Ia mengatakan potensi tersebut berdasarkan hasil survei dan produksi yang dilakukan PT MAM yang beroperasi sejak setahun ini mengelola tambang mangan di Kecamatan Bonehau.
Menurut dia, tambang mangan sangat berpeluang untuk di pasarkan ke pasar mancanegara seperti China dan Korea karena permintaan tambang mangan sangat besar.
"Kandungan mangan di Kecamatan Bonehau sebanyak lima persen dari setiap mangan yang diproduksi. Harga tambang mangan mencapai dua dolar AS per kilogram di luar negeri," katanya.
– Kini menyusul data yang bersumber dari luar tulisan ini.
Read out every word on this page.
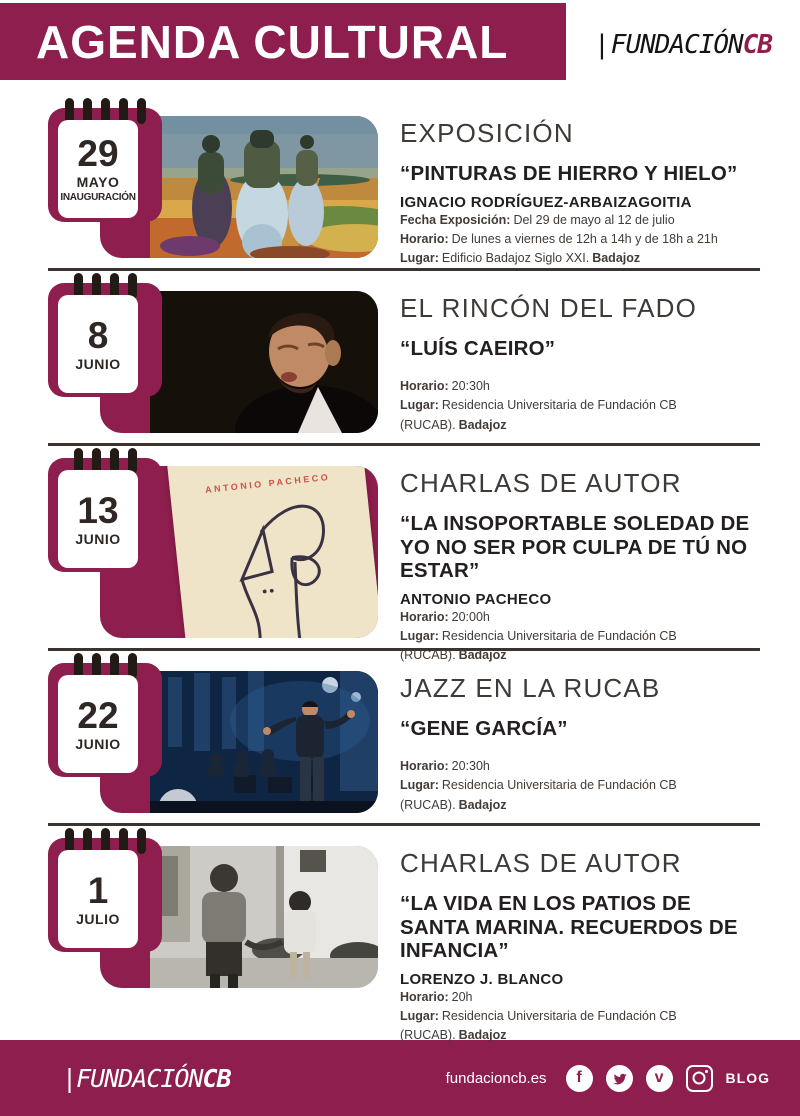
AGENDA CULTURAL	|FUNDACIÓNCB
29
MAYO
INAUGURACIÓN
EXPOSICIÓN
“PINTURAS DE HIERRO Y HIELO”
IGNACIO RODRÍGUEZ-ARBAIZAGOITIA
Fecha Exposición: Del 29 de mayo al 12 de julio
Horario: De lunes a viernes de 12h a 14h y de 18h a 21h
Lugar: Edificio Badajoz Siglo XXI. Badajoz
8
JUNIO
EL RINCÓN DEL FADO
“LUÍS CAEIRO”
Horario: 20:30h
Lugar: Residencia Universitaria de Fundación CB (RUCAB). Badajoz
ANTONIO PACHECO
13
JUNIO
CHARLAS DE AUTOR
“LA INSOPORTABLE SOLEDAD DE YO NO SER POR CULPA DE TÚ NO ESTAR”
ANTONIO PACHECO
Horario: 20:00h
Lugar: Residencia Universitaria de Fundación CB (RUCAB). Badajoz
22
JUNIO
JAZZ EN LA RUCAB
“GENE GARCÍA”
Horario: 20:30h
Lugar: Residencia Universitaria de Fundación CB (RUCAB). Badajoz
1
JULIO
CHARLAS DE AUTOR
“LA VIDA EN LOS PATIOS DE SANTA MARINA. RECUERDOS DE INFANCIA”
LORENZO J. BLANCO
Horario: 20h
Lugar: Residencia Universitaria de Fundación CB (RUCAB). Badajoz
|FUNDACIÓNCB	fundacioncb.es	f	v	BLOG
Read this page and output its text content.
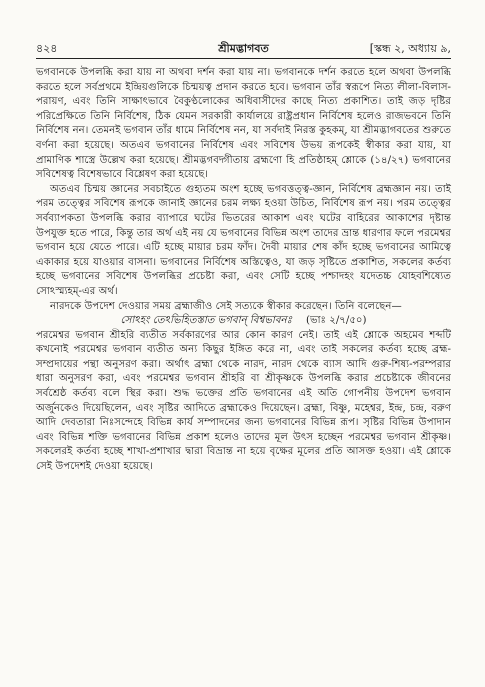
৪২৪	শ্রীমদ্ভাগবত	[স্কন্ধ ২, অধ্যায় ৯,

ভগবানকে উপলব্ধি করা যায় না অথবা দর্শন করা যায় না। ভগবানকে দর্শন করতে হলে অথবা উপলব্ধি করতে হলে সর্বপ্রথমে ইন্দ্রিয়গুলিকে চিন্ময়ত্ব প্রদান করতে হবে। ভগবান তাঁর স্বরূপে নিত্য লীলা-বিলাস-পরায়ণ, এবং তিনি সাক্ষাৎভাবে বৈকুণ্ঠলোকের অধিবাসীদের কাছে নিত্য প্রকাশিত। তাই জড় দৃষ্টির পরিপ্রেক্ষিতে তিনি নির্বিশেষ, ঠিক যেমন সরকারী কার্যালয়ে রাষ্ট্রপ্রধান নির্বিশেষ হলেও রাজভবনে তিনি নির্বিশেষ নন। তেমনই ভগবান তাঁর ধামে নির্বিশেষ নন, যা সর্বদাই নিরস্ত কুহকম্, যা শ্রীমদ্ভাগবতের শুরুতে বর্ণনা করা হয়েছে। অতএব ভগবানের নির্বিশেষ এবং সবিশেষ উভয় রূপকেই স্বীকার করা যায়, যা প্রামাণিক শাস্ত্রে উল্লেখ করা হয়েছে। শ্রীমদ্ভগবদ্গীতায় ব্রহ্মণো হি প্রতিষ্ঠাহম্ শ্লোকে (১৪/২৭) ভগবানের সবিশেষত্ব বিশেষভাবে বিশ্লেষণ করা হয়েছে।

অতএব চিন্ময় জ্ঞানের সবচাইতে গুহ্যতম অংশ হচ্ছে ভগবত্তত্ত্ব-জ্ঞান, নির্বিশেষ ব্রহ্মজ্ঞান নয়। তাই পরম তত্ত্বের সবিশেষ রূপকে জানাই জ্ঞানের চরম লক্ষ্য হওয়া উচিত, নির্বিশেষ রূপ নয়। পরম তত্ত্বের সর্বব্যাপকতা উপলব্ধি করার ব্যাপারে ঘটের ভিতরের আকাশ এবং ঘটের বাহিরের আকাশের দৃষ্টান্ত উপযুক্ত হতে পারে, কিন্তু তার অর্থ এই নয় যে ভগবানের বিভিন্ন অংশ তাদের ভ্রান্ত ধারণার ফলে পরমেশ্বর ভগবান হয়ে যেতে পারে। এটি হচ্ছে মায়ার চরম ফাঁদ। দৈবী মায়ার শেষ কাঁদ হচ্ছে ভগবানের আমিত্বে একাকার হয়ে যাওয়ার বাসনা। ভগবানের নির্বিশেষ অস্তিত্বেও, যা জড় সৃষ্টিতে প্রকাশিত, সকলের কর্তব্য হচ্ছে ভগবানের সবিশেষ উপলব্ধির প্রচেষ্টা করা, এবং সেটি হচ্ছে পশ্চাদহং যদেতচ্চ যোহবশিষ্যেত সোঽস্ম্যহম্-এর অর্থ।

নারদকে উপদেশ দেওয়ার সময় ব্রহ্মাজীও সেই সত্যকে স্বীকার করেছেন। তিনি বলেছেন—

সোঽহং তেঽভিহিতস্তাত ভগবান্ বিশ্বভাবনঃ (ভাঃ ২/৭/৫০)

পরমেশ্বর ভগবান শ্রীহরি ব্যতীত সর্বকারণের আর কোন কারণ নেই। তাই এই শ্লোকে অহমেব শব্দটি কখনোই পরমেশ্বর ভগবান ব্যতীত অন্য কিছুর ইঙ্গিত করে না, এবং তাই সকলের কর্তব্য হচ্ছে ব্রহ্ম-সম্প্রদায়ের পন্থা অনুসরণ করা। অর্থাৎ ব্রহ্মা থেকে নারদ, নারদ থেকে ব্যাস আদি গুরু-শিষ্য-পরম্পরার ধারা অনুসরণ করা, এবং পরমেশ্বর ভগবান শ্রীহরি বা শ্রীকৃষ্ণকে উপলব্ধি করার প্রচেষ্টাকে জীবনের সর্বশ্রেষ্ঠ কর্তব্য বলে স্থির করা। শুদ্ধ ভক্তের প্রতি ভগবানের এই অতি গোপনীয় উপদেশ ভগবান অর্জুনকেও দিয়েছিলেন, এবং সৃষ্টির আদিতে ব্রহ্মাকেও দিয়েছেন। ব্রহ্মা, বিষ্ণু, মহেশ্বর, ইন্দ্র, চন্দ্র, বরুণ আদি দেবতারা নিঃসন্দেহে বিভিন্ন কার্য সম্পাদনের জন্য ভগবানের বিভিন্ন রূপ। সৃষ্টির বিভিন্ন উপাদান এবং বিভিন্ন শক্তি ভগবানের বিভিন্ন প্রকাশ হলেও তাদের মূল উৎস হচ্ছেন পরমেশ্বর ভগবান শ্রীকৃষ্ণ। সকলেরই কর্তব্য হচ্ছে শাখা-প্রশাখার দ্বারা বিভ্রান্ত না হয়ে বৃক্ষের মূলের প্রতি আসক্ত হওয়া। এই শ্লোকে সেই উপদেশই দেওয়া হয়েছে।
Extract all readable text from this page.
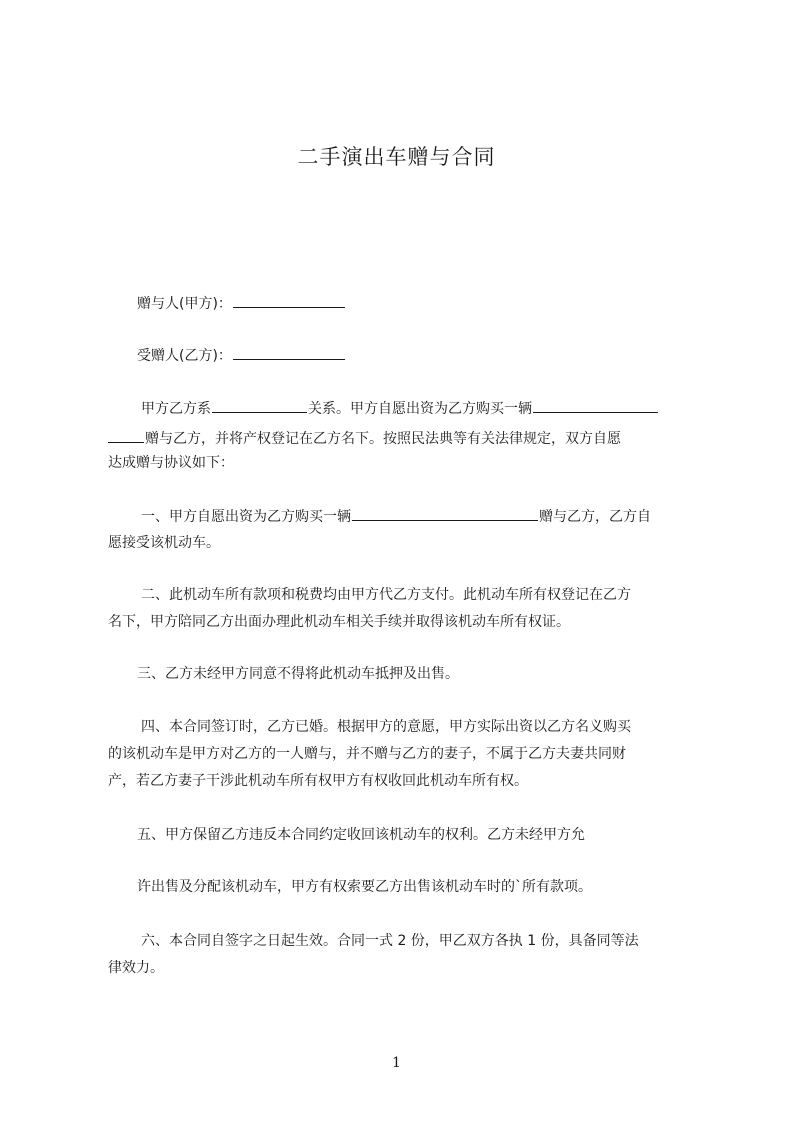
二手演出车赠与合同
赠与人(甲方)：
受赠人(乙方)：
甲方乙方系	关系。甲方自愿出资为乙方购买一辆
赠与乙方，并将产权登记在乙方名下。按照民法典等有关法律规定，双方自愿
达成赠与协议如下：
一、甲方自愿出资为乙方购买一辆	赠与乙方，乙方自
愿接受该机动车。
二、此机动车所有款项和税费均由甲方代乙方支付。此机动车所有权登记在乙方
名下，甲方陪同乙方出面办理此机动车相关手续并取得该机动车所有权证。
三、乙方未经甲方同意不得将此机动车抵押及出售。
四、本合同签订时，乙方已婚。根据甲方的意愿，甲方实际出资以乙方名义购买
的该机动车是甲方对乙方的一人赠与，并不赠与乙方的妻子，不属于乙方夫妻共同财
产，若乙方妻子干涉此机动车所有权甲方有权收回此机动车所有权。
五、甲方保留乙方违反本合同约定收回该机动车的权利。乙方未经甲方允
许出售及分配该机动车，甲方有权索要乙方出售该机动车时的`所有款项。
六、本合同自签字之日起生效。合同一式 2 份，甲乙双方各执 1 份，具备同等法
律效力。
1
Ia mengatakan, apabila tambang mangan di kecamatan ini dapat dikelola dengan baik, maka akan menambah kesejahteraan kalangan masyarakat di daerah ini.
Sebelumnya tambang mangan milik PT MAM di Kecamatan Bonehau ditutup Pemerintah Kabupaten (Pemkab) Mamuju karena menyalahi prosedur izin pengelolaan tambang mangan.
Pemkab Mamuju menutup tambang mangan tersebut karena menggunakan izin pertambangan rakyat (IPR) yang dalam aturan hanya bisa melakukan eksploitasi tambang sekitar lima hektare, sedangkan PT MAM melakukan ekploitasi tambang di atas lahan seluas 10 hektare.
Oleh karena itu PT MAM diberi kesempatan untuk melengkapi izin mengelola tambang mangan di Kecamatan Bonehau dengan izin usaha pertambangan (IUP) oleh Pemkab Mamuju.
"PT MAM harus melengkapi izin IUP kalau mau melanjutkan eksplotasi tambang mangan di kecamatan Bonehau kalau mau usahanya lanjut," kata Bupati Mamuju Suhardi Duka.